Espremer, gota a gota, o escravo que mantemos escondido dentro de nós. Porque nós inventámos o Estado de Direito, para deixarmos de ter um dono, como dizia Plínio. Basta que não tenhamos medo, conforme o projecto de Étienne la Boétie: "n'ayez pas peur". Na "servitude volontaire" o grande ou pequeno tirano apenas têm o poder que se lhes dá...

29.5.06

O filme do 28 de Maio de 1926, visto no dia 29, quando as cenas ainda continuavam, com o PCP em Congresso

Manuel de Oliveira Gomes da Costa (1863-1929) parte de automóvel, a caminho do Norte, no dia 26 de Maio, chegando ao Porto no dia seguinte. Segundo Raúl Brandão, tinha cabeça de galinha e é sempre da opinião da última pessoa com quem fala.

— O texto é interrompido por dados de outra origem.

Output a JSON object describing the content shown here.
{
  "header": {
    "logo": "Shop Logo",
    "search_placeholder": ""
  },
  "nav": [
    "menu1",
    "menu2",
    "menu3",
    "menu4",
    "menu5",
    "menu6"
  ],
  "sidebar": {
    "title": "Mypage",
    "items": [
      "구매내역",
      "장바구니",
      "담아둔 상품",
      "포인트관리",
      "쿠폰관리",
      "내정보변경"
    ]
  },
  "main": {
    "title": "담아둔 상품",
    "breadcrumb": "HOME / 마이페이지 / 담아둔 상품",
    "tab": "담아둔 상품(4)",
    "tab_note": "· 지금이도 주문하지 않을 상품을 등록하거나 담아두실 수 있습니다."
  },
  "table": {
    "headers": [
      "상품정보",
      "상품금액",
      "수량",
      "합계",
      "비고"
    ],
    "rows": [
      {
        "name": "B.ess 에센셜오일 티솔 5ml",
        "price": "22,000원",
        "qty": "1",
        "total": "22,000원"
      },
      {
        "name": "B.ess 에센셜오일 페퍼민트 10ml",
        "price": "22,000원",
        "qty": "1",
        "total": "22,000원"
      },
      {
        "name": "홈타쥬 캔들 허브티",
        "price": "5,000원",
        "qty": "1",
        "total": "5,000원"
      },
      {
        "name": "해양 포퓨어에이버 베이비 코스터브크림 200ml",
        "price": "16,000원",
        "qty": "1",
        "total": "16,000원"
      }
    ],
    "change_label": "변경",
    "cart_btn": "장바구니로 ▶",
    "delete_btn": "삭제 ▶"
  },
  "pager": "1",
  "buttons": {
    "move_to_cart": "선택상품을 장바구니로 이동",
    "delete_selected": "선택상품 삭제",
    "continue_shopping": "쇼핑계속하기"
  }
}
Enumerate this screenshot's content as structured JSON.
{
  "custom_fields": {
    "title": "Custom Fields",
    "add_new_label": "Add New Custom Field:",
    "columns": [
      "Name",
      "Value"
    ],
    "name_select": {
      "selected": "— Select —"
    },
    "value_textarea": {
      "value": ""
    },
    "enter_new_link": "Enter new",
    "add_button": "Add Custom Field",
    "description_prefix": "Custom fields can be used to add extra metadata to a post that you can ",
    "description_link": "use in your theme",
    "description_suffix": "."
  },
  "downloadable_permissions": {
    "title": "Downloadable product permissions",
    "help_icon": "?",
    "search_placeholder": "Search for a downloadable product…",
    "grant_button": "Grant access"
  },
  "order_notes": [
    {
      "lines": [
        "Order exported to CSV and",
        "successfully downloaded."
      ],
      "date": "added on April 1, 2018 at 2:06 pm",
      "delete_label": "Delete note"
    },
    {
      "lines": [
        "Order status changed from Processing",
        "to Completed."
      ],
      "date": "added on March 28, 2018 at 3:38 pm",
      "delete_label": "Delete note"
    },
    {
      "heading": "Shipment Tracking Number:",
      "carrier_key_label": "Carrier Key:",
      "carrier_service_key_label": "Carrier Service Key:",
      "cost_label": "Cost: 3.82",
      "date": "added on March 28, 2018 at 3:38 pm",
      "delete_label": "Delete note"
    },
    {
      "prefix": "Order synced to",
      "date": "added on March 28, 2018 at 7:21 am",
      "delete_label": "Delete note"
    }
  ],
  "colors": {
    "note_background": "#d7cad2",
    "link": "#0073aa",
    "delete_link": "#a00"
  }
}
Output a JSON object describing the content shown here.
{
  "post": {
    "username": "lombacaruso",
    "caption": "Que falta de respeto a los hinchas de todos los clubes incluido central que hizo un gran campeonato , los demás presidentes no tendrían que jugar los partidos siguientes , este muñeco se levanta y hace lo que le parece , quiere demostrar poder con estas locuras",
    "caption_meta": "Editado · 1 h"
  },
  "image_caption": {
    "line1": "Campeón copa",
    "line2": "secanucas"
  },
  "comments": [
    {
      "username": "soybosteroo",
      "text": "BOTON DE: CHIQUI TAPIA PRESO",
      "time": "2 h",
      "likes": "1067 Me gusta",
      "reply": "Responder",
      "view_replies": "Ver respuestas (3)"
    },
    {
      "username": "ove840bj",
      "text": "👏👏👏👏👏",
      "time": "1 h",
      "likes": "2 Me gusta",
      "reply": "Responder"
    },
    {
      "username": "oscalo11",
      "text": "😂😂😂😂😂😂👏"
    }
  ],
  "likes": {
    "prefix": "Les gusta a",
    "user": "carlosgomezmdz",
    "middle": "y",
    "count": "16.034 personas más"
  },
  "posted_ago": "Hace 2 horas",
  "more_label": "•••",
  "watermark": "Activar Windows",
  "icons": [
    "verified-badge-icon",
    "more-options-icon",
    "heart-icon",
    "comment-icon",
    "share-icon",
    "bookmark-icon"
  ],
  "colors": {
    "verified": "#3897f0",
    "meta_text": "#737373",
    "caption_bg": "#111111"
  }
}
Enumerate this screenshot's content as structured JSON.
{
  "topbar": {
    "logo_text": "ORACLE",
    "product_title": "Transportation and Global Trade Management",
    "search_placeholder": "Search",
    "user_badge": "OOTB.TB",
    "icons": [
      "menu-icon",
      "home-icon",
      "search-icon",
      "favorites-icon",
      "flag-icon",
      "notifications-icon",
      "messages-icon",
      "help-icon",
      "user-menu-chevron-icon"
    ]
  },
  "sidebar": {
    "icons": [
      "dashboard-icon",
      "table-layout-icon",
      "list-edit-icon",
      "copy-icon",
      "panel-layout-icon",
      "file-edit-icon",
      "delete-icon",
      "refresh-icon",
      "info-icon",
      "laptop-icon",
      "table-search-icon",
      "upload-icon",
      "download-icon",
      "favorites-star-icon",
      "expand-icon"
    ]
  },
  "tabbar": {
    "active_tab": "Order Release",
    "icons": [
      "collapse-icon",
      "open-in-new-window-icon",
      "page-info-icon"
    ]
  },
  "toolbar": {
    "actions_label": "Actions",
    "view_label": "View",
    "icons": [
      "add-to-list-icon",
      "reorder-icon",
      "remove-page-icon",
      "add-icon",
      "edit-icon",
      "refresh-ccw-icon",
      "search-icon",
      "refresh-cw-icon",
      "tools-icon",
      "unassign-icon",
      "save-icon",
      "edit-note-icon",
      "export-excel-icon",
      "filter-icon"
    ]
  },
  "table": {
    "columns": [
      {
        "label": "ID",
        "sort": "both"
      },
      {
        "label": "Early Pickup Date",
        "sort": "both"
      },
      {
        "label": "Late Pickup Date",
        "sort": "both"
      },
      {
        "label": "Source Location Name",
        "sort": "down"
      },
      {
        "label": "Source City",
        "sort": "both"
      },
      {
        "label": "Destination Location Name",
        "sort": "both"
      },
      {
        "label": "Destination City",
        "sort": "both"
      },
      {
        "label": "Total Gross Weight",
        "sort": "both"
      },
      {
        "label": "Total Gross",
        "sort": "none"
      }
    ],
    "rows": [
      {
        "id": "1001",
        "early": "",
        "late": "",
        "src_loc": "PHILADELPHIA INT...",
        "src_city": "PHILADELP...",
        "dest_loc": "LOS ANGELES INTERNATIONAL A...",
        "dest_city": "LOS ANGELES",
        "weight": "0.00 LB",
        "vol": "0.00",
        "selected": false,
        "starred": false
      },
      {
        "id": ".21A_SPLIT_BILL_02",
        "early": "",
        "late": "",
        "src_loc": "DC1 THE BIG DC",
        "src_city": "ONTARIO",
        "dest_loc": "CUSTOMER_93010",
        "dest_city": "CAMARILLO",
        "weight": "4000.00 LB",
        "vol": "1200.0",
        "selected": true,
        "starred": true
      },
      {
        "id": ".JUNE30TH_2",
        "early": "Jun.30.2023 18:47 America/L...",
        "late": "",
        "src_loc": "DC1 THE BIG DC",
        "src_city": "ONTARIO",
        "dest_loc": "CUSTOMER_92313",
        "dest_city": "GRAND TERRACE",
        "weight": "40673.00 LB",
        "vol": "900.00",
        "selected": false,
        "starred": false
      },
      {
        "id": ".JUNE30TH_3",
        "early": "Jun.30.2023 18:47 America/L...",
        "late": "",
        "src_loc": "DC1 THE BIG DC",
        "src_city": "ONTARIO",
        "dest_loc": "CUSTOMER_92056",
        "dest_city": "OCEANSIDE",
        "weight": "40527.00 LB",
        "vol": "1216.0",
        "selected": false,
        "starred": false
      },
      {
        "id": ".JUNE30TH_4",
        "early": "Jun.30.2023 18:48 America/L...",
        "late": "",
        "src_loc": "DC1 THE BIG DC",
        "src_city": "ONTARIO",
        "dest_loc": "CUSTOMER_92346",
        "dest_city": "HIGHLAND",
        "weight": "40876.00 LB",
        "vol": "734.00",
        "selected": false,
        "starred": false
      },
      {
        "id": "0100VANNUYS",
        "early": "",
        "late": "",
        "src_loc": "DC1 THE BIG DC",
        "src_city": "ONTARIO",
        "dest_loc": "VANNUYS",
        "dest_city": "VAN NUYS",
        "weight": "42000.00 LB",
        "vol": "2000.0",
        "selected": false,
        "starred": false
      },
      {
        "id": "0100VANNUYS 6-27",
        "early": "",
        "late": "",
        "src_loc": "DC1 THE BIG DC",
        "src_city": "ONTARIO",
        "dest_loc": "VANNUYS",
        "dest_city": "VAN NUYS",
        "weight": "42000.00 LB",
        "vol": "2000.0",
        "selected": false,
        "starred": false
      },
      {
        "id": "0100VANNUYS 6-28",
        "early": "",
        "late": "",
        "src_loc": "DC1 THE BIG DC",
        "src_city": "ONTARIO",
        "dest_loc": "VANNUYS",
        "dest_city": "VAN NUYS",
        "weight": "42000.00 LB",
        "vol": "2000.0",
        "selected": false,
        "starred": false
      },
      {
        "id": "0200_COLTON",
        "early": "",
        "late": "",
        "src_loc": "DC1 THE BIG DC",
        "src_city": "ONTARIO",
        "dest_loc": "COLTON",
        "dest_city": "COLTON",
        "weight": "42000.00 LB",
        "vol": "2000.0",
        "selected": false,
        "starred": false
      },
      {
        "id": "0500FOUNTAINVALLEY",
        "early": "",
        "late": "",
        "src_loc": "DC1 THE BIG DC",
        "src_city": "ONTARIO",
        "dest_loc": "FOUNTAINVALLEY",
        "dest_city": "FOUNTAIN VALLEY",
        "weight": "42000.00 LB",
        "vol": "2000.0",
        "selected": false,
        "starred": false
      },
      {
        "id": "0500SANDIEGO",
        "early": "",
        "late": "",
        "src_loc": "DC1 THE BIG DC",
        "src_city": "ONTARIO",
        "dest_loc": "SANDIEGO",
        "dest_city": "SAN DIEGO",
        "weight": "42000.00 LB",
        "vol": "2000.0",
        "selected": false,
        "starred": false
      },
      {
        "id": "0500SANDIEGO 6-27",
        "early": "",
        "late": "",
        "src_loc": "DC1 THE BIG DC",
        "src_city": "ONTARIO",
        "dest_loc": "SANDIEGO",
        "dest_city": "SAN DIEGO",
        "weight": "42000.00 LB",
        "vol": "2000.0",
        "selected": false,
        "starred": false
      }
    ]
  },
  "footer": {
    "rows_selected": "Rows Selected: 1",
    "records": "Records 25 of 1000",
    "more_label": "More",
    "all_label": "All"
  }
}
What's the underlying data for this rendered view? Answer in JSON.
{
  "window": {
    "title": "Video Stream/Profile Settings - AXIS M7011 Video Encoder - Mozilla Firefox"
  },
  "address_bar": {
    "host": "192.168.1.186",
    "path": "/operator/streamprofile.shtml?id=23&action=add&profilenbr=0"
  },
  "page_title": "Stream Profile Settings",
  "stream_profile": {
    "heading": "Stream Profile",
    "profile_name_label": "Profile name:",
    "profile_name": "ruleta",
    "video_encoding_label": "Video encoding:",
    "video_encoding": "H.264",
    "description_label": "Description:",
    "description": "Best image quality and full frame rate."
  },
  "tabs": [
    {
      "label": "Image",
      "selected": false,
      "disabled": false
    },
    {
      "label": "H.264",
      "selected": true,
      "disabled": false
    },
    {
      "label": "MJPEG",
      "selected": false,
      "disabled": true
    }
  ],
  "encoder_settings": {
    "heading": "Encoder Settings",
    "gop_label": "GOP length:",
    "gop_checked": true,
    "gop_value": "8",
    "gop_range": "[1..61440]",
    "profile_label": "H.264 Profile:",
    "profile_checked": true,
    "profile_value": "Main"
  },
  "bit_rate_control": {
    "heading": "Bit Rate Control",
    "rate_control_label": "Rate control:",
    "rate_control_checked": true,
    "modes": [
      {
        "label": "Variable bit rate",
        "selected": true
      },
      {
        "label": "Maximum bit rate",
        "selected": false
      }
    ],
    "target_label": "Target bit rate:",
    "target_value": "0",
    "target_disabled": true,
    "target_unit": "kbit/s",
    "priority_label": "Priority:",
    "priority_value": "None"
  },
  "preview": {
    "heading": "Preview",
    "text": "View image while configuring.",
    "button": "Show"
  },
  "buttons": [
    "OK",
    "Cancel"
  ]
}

Para Fernando Pessoa, o Chefe que trouxe, grande figura de soldado, foi um chefe inteiramente ocasional; não conspirou, revoltou-se, como ele muito bem disse.

As 8 horas e 30 minutos, do dia 27, chega ao Porto. Às 22 horas atinge Braga. A conjura começara a ser urdida na ressaca do 18 de Abril, com muitas pontas na teia. Numa delas, José Mendes Cabeçadas Júnior, capitão de mar e guerra, e irmão do capitão do Exército João Cabeçadas. Noutra, o grupo de Filomeno da Câmara, Raúl Esteves e Sinel de Cordes, subsidiados por Luís Charters de Azevedo. Entre os diversos nós de tal entrelaçado, o tenente de cavalaria João Pereira de Carvalho.


Sempre requisitado por todos, o General Gomes da Costa mantém contactos com o professor do Instituto Superior do Comércio José Eugénio Dias Ferreira, cujo caso académico tinha desencadeado a greve académica de 1907.


O governo tinha pleno conhecimento das movimentações e até chega a parlamentar com alguns dos ninhos conspiradores, numa reunião ocorrida em Coimbra, com os ministros da guerra, José da Conceição Mascarenhas, das Finanças, Armando Marques Guedes, e da agricultura, Torres Garcia. Ao que parece, o governo tenta ser ele a encabeçar a possível ditadura que muitos ambicionam e a própria embaixada britânica teme que António Maria da Silva se assuma como o novo líder autoritário, considerando-o como o nosso potencial líder fascista. Amílcar Mota chega mesmo a conseguir aliciar Roberto Baptista, democrático, que havia sido chefe de gabinete de Sebastião Teles, durante a monarquia.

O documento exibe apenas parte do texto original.